Shirley Ximena Hopper Russell (May 16, 1886 – February 6, 1985), also known as Shirley Marie Russell, was an American artist best known for her paintings of Hawaii and her yet lifes of Hawaiian flowers. She was born Shirley Ximena Hopper in Del Rey, California, in 1886. She graduated in 1907 from Stanford University, where she discovered art. Shirley married Lawrence Russell, an engineer, in 1909. When he died in 1912, she began teaching in Palo Alto, and dabbling in painting. In 1921, she and her son came to Hawaii for a visit and approved to stay. She studied under Hawaiian artist Lionel Walden during the 1920s and traveling to Europe several become old to further her art education. She studied in Paris during the 1930s and the cubist touch can be seen in a number of her works. She taught art at President William McKinley High School in Honolulu for beyond 20 years. Around 1935-1936, the Japanese publisher Watanabe Shozaburo (1885–1962) published greater than several woodblock prints she designed. The majority of these prints depict lustrous and detailed tropical flowers, while at least one print, Carmel Mission, is a California landscape.

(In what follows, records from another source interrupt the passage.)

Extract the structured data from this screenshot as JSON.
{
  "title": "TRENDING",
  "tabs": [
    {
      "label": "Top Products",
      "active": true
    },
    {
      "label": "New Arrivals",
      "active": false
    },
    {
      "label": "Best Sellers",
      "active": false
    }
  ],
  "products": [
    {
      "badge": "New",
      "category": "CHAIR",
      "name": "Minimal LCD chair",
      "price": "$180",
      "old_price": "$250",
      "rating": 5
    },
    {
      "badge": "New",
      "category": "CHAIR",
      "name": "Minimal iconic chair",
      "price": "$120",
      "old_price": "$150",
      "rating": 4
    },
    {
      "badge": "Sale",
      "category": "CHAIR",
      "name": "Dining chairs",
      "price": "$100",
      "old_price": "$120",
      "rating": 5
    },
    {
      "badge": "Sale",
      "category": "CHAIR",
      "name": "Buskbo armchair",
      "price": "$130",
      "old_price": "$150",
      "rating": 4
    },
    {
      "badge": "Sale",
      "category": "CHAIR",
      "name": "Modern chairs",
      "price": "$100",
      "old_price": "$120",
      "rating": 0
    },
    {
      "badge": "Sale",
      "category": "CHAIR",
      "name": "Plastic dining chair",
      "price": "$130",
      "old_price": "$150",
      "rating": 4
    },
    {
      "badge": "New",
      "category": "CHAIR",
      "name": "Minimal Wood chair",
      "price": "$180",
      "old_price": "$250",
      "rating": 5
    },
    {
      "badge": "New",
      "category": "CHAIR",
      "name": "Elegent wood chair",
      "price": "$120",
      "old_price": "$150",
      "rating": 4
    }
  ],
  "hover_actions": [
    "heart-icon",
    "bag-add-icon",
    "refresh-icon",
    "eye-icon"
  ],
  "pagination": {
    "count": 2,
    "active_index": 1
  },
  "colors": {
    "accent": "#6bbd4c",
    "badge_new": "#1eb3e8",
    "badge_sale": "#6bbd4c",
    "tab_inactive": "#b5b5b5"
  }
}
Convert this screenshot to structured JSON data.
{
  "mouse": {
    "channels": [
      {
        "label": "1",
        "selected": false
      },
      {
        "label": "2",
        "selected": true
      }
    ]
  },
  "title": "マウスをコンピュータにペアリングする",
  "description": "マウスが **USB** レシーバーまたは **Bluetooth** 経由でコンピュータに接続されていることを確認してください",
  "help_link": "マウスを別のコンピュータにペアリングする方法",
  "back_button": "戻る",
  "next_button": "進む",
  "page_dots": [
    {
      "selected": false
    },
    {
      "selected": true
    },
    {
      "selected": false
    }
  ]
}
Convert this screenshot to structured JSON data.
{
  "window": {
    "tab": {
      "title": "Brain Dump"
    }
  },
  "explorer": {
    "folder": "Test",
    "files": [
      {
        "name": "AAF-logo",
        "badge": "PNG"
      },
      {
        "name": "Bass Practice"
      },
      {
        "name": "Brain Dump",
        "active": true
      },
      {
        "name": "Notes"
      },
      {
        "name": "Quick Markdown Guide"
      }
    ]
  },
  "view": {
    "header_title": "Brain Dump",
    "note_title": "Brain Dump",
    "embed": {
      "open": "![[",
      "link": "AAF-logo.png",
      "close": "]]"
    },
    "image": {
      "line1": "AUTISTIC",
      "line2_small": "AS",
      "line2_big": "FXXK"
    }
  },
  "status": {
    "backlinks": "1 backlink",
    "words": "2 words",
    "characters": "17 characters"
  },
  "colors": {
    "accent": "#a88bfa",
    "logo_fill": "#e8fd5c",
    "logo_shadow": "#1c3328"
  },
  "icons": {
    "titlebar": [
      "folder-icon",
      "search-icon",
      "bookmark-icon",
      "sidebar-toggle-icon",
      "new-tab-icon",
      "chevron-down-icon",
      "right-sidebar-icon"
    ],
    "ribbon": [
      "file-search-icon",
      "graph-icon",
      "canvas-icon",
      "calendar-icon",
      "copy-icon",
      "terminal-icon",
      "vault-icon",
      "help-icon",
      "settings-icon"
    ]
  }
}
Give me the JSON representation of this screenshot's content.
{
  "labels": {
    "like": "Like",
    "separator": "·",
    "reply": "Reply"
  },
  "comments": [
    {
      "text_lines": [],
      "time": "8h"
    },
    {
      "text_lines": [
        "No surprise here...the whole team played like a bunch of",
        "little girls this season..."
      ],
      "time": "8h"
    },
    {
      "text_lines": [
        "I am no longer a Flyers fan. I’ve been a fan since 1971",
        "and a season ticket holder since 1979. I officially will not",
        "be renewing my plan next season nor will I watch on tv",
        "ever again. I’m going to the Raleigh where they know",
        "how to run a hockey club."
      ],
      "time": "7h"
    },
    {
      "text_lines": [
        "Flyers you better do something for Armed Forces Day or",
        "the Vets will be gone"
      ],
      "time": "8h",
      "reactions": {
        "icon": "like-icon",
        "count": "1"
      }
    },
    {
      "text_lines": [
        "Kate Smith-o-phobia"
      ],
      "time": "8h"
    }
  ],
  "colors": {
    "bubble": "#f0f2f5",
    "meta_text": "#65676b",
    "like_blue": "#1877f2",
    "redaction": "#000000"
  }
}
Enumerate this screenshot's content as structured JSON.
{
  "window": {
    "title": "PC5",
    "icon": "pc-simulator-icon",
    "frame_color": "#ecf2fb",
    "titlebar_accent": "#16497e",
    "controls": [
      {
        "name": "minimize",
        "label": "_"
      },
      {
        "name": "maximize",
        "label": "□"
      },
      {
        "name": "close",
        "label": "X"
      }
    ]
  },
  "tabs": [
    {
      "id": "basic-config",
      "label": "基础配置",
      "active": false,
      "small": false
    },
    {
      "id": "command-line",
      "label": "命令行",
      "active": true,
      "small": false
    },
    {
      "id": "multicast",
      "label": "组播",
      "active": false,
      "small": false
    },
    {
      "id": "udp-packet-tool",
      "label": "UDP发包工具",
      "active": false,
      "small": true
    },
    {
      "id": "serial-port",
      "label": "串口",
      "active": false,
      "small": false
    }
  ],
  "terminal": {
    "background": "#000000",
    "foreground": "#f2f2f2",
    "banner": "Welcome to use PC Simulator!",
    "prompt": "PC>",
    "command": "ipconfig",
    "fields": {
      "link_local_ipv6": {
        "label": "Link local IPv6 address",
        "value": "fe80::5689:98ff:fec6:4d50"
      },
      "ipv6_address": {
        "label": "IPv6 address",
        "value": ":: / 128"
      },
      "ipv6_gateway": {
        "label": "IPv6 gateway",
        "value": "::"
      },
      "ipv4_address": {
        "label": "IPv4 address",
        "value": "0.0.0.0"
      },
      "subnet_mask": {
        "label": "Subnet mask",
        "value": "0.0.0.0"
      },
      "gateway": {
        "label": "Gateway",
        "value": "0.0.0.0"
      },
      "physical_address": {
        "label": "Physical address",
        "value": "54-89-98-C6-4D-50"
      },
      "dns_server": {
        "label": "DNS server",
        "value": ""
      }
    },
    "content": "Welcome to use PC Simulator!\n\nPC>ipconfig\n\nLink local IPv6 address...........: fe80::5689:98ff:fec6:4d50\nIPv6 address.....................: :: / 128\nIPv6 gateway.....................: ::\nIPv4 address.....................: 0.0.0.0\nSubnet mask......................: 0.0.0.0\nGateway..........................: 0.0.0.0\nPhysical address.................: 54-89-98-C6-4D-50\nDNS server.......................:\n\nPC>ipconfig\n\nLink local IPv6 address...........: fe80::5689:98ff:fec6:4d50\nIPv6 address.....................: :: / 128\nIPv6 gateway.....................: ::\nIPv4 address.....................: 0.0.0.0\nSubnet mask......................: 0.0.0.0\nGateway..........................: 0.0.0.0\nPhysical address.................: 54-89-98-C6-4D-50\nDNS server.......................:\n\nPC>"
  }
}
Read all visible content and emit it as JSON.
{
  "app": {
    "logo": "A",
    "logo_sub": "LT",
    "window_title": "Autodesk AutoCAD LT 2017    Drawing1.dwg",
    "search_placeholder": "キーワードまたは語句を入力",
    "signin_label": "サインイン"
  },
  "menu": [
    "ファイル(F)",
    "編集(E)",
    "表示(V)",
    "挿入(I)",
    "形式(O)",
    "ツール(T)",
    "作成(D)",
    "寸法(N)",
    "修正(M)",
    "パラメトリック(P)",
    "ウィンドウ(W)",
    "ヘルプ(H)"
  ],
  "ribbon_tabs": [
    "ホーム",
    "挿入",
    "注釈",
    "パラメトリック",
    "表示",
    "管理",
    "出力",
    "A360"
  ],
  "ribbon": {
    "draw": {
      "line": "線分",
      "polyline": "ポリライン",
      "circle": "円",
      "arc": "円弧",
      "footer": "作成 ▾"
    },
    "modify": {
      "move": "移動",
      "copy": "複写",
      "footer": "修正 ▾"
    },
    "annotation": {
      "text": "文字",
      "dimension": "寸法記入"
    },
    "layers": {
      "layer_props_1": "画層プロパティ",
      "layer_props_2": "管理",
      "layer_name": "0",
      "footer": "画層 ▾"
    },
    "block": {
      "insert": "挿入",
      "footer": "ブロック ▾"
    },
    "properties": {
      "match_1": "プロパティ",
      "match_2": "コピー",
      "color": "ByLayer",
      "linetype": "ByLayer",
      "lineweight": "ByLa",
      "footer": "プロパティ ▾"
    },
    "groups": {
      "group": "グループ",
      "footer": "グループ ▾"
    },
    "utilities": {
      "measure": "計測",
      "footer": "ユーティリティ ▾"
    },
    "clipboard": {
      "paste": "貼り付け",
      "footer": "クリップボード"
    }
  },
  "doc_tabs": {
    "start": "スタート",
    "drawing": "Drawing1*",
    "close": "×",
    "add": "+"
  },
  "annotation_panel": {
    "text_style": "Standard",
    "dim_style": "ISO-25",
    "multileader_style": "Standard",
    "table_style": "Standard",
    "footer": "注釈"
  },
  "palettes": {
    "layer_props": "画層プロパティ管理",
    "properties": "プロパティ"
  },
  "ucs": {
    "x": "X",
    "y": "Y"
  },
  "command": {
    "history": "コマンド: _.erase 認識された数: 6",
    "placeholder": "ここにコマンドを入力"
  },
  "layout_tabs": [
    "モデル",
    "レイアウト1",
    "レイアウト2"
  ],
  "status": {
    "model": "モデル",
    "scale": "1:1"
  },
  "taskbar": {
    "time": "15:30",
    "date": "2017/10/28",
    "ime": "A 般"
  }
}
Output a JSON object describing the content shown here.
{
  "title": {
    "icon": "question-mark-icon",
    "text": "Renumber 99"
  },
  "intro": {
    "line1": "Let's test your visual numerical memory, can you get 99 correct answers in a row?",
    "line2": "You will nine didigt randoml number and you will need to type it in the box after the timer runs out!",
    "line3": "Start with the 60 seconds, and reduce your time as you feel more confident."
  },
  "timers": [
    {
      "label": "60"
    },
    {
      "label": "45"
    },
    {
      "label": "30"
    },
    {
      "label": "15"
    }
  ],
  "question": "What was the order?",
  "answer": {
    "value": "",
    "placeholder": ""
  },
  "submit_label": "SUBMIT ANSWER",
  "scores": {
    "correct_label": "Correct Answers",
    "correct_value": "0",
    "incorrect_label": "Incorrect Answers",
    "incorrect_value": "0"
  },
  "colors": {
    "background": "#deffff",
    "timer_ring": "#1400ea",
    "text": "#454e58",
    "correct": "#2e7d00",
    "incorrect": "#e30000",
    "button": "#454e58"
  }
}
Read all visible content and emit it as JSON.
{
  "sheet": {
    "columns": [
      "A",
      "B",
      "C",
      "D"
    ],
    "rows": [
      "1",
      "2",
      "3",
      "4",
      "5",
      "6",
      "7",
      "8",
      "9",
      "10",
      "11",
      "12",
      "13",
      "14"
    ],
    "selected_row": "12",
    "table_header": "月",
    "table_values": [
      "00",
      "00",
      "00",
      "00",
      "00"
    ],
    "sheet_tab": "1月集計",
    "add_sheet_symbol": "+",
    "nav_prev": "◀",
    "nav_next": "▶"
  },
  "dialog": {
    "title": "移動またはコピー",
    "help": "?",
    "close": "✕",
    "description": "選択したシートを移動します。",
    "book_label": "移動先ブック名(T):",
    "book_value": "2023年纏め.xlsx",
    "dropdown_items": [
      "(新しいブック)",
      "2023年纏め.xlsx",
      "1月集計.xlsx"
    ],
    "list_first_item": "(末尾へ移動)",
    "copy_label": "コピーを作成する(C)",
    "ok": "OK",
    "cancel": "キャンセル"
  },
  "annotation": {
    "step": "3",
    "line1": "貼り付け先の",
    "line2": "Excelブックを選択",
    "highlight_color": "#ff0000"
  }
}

In the course of her art career, Russell had three one-woman exhibitions at the Honolulu Museum of Art, and taught art at the University of Hawaii and the Honolulu Museum of Art. She launched many young artists on their careers when they were her students at McKinley High School, including Satoru Abe (1926-) and John Chin Young (1909–1997). Although she painted in representational style herself, she was a staunch advocate of abstract art, and did some abstract comport yourself herself throughout her career. She continued to paint roughly daily until her death in Honolulu in 1985, at the age of 98.

The Hawaii State Art Museum, Honolulu Museum of Art, Isaacs Art Center, and Tokyo National Museum are accompanied by the public collections holding works by Shirley Russell.